Android, business, Chromebook, competition, coupons, data, deals, G+, Google, Google Documents, Google Instant, Google Plus, Google Related, hangout, innovation, Microsoft, social media, special offers, technology
Google’s strategic puzzle takes shape.
So Google Related launched in a very low-key way yesterday, and for the everyday web user this is a nice and convenient feature, but to understand it we need to look 12 months down the track of where Google are headed. In fact, it may not even be 12 months.
Let’s look at the bigger picture of Google’s recent and current developments:
Google Instant: we know what you’re searching for, before you’ve even finished typing it.
Google+: real user identities, with ability to plug into any Google product out there.
Google+ for business: Business profiles which can interact with people in Google+, in circles that suit those people.
Google Offers: Special offers from those businesses specifically targeting people whose locations and web search habits are now known (because more people have a google profile, and share / like / +1 content from around the web)
Google Places: Check in to locations and businesses so Google knows where you like to go and ‘hangout’.
Google documents: those businesses who are interacting within the ecosystem will also find it easier to use shared documents stored in the cloud, at a much more reasonable price than that other mob Bill gates used to run – what were they called again?
Google Related (intro video included at the end of this post) ties all this together nicely in some ways, in preparation for the end result.
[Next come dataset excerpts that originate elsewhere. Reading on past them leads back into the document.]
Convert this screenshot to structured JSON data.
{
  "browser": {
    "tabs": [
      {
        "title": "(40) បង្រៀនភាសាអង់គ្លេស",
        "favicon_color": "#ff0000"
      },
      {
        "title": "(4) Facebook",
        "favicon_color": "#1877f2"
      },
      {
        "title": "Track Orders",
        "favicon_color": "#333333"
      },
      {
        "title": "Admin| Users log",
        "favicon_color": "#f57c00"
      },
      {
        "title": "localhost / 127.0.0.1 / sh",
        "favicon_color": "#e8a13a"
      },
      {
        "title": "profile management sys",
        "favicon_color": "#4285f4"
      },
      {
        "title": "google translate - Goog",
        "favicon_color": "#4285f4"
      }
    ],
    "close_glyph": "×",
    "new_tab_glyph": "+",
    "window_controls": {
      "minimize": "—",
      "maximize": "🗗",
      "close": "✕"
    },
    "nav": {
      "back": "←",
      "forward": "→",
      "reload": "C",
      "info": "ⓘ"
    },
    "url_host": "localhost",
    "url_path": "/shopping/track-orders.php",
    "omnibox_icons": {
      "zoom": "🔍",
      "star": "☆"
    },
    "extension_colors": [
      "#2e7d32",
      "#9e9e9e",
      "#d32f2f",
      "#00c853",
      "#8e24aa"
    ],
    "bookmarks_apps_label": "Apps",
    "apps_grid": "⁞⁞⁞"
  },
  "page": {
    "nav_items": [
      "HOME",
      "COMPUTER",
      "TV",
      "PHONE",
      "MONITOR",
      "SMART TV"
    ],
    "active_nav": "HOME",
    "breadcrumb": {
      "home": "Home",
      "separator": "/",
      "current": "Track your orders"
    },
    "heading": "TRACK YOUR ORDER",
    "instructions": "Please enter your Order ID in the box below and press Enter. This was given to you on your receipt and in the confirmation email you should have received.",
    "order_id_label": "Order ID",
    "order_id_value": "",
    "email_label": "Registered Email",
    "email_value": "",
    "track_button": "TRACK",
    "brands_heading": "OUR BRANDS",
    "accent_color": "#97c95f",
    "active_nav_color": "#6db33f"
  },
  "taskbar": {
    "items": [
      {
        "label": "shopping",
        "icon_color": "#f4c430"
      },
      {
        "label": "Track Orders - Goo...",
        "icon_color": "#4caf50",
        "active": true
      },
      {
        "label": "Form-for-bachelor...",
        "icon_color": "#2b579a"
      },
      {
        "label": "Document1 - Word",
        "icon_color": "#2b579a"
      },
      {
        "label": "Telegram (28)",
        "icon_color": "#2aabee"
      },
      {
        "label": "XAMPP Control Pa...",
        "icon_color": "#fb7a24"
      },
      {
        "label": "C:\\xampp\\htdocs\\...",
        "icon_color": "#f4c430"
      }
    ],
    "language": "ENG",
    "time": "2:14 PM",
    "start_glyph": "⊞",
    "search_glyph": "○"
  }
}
Quite scarily, the end result is the reduction of the need to search for things. That’s right, I said it: Google is trying to introduce ways to stop you from ever having to search for things.
Imagine this scenario: You head to work one morning, and stop off for a cup of coffee at your favourite bistro. You check in with Google Places using your Android phone, you might even take a photo and upload it to Google+. You get to your desk at work and open your Chromebook, where you have a Gmail from your boss telling you to update some Google document in time for your 9.30am G+ hangout meeting. After updating the doc, you decide to open your web browser (that’s Chrome by the way), which defaults to iGoogle and your Google+ account. You check your circles – work, friends, sport, and so on.
In the work feed, you have special offers from the computer retailer across the street from your office offering computer accessories for your brand new chromebook – which you bought using Google Wallet. In your friends feed, you have a special offer pop up from the coffee shop you just visited, telling you that if you buy a coffee from them again, they’ll give you half-price raisin toast – just click once to pay for the offer now.
And so on.
You decide to check out the news about your favourite sports team before you hit that 9.30am meeting. As you read the article on your favourite news website, Google Related pops up at the bottom of the browser, offering you related stories, videos, images – and of course, there are special offers which you can buy with one click to get tickets, jerseys and other merchandise for that sporting team – from the store that’s only 2km from your house. You click once to buy the jersey (because you always wanted one of those and it’s half price, and you can pick it up on the way home), and continue reading the article without having ever left the page. By the time you’re done, Google Wallet has recorded this sale, paid for it, and when you return to Google+ for that 9.30am meeting, you’ve already got special offers for your favourite sports team being seeded into your ‘sports’ circle, because now Google knows you’re a fan of that team.
This scenario may all seem a bit contrived, but think like a chess player and jump 4 moves ahead – Larry Page certainly is. And make no mistake about it – the vision is coming to fruition sooner than we think.
You thought Microsoft was dominant in the 80s and 90s? You ain’t seen nothing yet.
While I’d love this kind of ubiquity in my media, I’m also an advocate of competition – I sure hope someone figures out how to divert the juggernaut (because you can’t stop the juggernaut) real soon.